Von den insgesamt neun Opern gibt es sechs als szenische Produktionen: Peter Konwitschnys Inszenierung von „Julius Cäsar“ und dazu ebenfalls vom Hallenser Opernhaus mit „Berenice“ die Vorjahresproduktion von Jochen Biganzoli. Dazu in der sozusagen historischen Festspieldependance im Goethe Theater Bad Lauchstädt „Il pastor fido“ und „Alcina“, sowie im Bernburger Carl-Maria-von-Weber Theater als Koproduktion mit den Donau Festwochen Strudengau die pastorale Komödie „Atalanta“ in einer Inszenierung von Kobie van Rensburg. Um das halbe Dutzend voll zu machen, können Halle-Besucher einen Abstecher nach Magdeburg unternehmen und (wie die Festspielplaner) die dortige „Serse“-Produktion „mitnehmen“.

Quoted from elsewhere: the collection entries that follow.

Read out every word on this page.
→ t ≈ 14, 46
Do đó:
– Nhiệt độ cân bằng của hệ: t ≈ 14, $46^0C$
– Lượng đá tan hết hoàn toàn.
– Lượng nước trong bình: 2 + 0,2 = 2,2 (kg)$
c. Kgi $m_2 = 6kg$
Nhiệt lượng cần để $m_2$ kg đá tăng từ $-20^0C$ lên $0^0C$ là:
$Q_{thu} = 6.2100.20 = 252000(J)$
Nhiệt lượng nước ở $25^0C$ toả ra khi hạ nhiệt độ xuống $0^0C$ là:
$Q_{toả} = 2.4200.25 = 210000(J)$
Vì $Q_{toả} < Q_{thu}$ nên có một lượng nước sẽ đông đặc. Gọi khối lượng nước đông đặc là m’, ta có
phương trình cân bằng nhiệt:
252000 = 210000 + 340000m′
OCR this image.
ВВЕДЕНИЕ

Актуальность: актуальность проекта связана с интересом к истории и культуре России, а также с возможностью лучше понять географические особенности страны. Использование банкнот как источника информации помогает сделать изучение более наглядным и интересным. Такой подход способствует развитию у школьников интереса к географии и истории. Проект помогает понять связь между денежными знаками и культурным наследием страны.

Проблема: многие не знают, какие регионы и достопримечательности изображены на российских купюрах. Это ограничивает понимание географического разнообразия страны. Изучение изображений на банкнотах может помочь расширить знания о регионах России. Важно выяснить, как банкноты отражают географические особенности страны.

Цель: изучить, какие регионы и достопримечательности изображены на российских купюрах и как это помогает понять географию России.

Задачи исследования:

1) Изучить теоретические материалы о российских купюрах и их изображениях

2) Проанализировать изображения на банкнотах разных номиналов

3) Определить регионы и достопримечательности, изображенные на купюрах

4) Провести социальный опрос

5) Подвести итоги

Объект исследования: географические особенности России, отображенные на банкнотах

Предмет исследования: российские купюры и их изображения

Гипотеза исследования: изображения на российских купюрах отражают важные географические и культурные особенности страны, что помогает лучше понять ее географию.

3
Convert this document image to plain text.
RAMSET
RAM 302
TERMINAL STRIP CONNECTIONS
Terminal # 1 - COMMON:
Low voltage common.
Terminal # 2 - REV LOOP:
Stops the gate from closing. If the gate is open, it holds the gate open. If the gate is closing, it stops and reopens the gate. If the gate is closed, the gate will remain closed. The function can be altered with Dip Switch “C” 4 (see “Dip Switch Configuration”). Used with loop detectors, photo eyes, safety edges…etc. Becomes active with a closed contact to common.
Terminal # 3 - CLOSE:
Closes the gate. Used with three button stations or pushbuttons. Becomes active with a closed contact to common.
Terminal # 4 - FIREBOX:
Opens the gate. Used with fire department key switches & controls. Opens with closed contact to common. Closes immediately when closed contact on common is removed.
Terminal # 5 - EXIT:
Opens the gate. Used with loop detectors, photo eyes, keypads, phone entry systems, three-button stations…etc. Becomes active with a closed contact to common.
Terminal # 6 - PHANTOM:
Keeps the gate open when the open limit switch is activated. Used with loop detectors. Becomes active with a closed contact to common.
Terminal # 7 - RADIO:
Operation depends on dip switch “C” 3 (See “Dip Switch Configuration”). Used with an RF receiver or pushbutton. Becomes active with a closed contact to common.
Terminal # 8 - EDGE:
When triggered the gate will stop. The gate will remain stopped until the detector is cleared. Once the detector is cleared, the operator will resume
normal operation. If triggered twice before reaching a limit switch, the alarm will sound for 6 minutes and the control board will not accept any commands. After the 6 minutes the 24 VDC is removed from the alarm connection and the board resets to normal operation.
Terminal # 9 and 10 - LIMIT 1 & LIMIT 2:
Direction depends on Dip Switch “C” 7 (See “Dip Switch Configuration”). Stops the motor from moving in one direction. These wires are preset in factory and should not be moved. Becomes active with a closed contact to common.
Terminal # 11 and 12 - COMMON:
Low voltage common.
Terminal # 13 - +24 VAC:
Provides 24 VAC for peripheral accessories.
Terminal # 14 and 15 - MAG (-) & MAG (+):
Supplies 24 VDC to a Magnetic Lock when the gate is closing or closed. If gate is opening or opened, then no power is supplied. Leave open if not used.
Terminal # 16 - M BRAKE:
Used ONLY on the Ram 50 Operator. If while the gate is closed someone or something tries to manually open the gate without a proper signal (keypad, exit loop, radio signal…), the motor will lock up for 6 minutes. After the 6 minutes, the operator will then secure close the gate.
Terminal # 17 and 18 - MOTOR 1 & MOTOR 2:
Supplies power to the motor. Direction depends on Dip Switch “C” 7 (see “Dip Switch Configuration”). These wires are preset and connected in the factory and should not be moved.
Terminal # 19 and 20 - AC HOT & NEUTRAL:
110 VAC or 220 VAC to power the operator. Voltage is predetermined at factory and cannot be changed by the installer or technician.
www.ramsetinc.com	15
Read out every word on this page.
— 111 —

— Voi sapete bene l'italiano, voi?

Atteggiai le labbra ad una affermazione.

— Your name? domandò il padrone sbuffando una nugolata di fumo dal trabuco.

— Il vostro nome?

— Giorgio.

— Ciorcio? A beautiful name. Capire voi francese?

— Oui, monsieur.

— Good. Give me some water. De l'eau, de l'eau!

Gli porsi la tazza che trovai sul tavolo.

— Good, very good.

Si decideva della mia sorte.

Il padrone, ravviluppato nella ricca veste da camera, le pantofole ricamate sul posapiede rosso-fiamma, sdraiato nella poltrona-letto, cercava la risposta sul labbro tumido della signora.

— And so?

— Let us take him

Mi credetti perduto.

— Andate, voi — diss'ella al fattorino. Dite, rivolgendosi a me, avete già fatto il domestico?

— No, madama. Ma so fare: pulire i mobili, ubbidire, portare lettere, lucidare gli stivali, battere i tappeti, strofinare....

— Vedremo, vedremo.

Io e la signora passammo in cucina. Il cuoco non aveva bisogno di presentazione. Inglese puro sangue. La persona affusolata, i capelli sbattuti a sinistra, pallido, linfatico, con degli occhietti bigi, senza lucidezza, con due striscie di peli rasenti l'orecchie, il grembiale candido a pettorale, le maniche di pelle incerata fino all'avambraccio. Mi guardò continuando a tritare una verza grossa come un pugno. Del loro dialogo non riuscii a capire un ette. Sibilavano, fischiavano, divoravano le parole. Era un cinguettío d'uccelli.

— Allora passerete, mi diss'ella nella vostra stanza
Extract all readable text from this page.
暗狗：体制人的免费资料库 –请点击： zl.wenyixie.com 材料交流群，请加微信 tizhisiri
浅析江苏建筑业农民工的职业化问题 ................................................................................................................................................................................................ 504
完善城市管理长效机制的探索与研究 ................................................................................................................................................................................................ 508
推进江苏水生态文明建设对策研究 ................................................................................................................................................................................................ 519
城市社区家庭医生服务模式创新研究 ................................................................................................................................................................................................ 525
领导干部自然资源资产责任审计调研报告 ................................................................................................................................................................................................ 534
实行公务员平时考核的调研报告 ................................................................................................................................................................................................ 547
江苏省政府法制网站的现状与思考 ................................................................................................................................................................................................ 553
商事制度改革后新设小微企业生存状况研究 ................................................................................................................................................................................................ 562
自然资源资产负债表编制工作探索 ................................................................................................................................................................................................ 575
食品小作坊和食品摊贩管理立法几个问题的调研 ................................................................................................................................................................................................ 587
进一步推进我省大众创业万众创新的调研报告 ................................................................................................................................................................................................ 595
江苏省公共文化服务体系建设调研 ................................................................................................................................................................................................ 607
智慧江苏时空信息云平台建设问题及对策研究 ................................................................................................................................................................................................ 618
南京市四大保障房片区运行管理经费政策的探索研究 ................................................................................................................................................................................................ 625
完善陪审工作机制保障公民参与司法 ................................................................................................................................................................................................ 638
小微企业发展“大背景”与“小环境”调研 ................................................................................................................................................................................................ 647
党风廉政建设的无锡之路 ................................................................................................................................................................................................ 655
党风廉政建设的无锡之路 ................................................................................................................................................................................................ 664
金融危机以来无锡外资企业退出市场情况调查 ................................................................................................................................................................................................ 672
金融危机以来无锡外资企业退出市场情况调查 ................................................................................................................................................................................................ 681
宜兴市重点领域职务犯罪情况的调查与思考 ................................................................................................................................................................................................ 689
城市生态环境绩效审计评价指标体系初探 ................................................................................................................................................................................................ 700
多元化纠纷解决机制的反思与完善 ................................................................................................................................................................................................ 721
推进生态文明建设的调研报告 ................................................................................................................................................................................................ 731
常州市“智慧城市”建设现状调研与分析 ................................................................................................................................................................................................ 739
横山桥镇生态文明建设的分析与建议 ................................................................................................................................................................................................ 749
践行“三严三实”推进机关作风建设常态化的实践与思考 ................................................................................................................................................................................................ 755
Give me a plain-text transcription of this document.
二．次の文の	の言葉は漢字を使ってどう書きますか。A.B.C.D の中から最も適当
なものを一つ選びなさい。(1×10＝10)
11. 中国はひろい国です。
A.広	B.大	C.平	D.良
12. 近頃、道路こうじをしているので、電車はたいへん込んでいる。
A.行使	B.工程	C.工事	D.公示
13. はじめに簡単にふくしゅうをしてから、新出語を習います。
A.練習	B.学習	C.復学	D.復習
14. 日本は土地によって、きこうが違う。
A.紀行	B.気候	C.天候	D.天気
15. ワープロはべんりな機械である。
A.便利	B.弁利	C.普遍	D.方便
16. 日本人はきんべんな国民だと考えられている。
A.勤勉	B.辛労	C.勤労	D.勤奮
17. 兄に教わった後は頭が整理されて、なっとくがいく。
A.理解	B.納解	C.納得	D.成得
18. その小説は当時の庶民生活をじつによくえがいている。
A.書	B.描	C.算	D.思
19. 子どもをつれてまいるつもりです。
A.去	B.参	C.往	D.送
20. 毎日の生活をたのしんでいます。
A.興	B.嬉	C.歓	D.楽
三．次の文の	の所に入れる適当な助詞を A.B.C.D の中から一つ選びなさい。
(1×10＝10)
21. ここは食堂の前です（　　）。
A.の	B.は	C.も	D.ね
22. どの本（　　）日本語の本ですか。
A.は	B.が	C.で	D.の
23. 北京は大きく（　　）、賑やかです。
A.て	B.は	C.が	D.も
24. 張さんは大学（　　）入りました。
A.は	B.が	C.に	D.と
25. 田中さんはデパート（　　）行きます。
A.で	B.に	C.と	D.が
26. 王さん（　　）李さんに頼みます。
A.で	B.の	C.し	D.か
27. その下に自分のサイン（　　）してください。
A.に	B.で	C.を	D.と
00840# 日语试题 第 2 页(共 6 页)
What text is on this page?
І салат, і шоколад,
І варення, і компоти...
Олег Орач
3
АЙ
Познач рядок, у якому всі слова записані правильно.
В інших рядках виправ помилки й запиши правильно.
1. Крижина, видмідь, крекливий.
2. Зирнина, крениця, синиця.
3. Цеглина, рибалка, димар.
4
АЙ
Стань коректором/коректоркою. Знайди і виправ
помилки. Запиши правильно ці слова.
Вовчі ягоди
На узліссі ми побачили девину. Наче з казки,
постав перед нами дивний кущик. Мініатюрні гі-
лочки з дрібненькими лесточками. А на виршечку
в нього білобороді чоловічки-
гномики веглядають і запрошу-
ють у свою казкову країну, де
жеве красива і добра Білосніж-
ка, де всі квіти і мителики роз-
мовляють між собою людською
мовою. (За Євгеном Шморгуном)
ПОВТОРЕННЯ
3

Als konzertante Aufführungen kommen noch die Händelbearbeitung von Leonardo Vincis „Arbace“, der frühe Erfolg des Meisters in Italien, seine „Agrippina“ sowie das Pasticcio „Venceslao“ dazu.
Counterparade
Geht es um den spezifischen barocken Glanz, den heutzutage die eingeladenen Countertenöre einem Barockfestival verleihen, dann geben sich neben Lawrence Zazzo und Valer Sabadus bei ihren Konzertauftritten, jede Menge ihrer Kollegen ein Stelldichein. Neben Jake Arditti in der einen Counterpartie der Cäsar-Produktion als Kopf des Pompejus mit den Sextusarien begeisterten in der „Berenice“ erneut Samuel Marino (Alessandro) und Filippo Mineccia, in Bad Lauchstädt sind es Philipp Mathmann und Nicholas Tamagna (in Il Pastor Fido und Alcina), im „Arbace“ Raffaele Pé (Arbace) und Angelo Giordano (Artaserse), in der „Agrippina“ Paul-Antoine Bénos-Djian (Ottone) und Ray Chenez (Naciso). Das ist sowohl quantitativ als auch qualitativ schon beachtlich.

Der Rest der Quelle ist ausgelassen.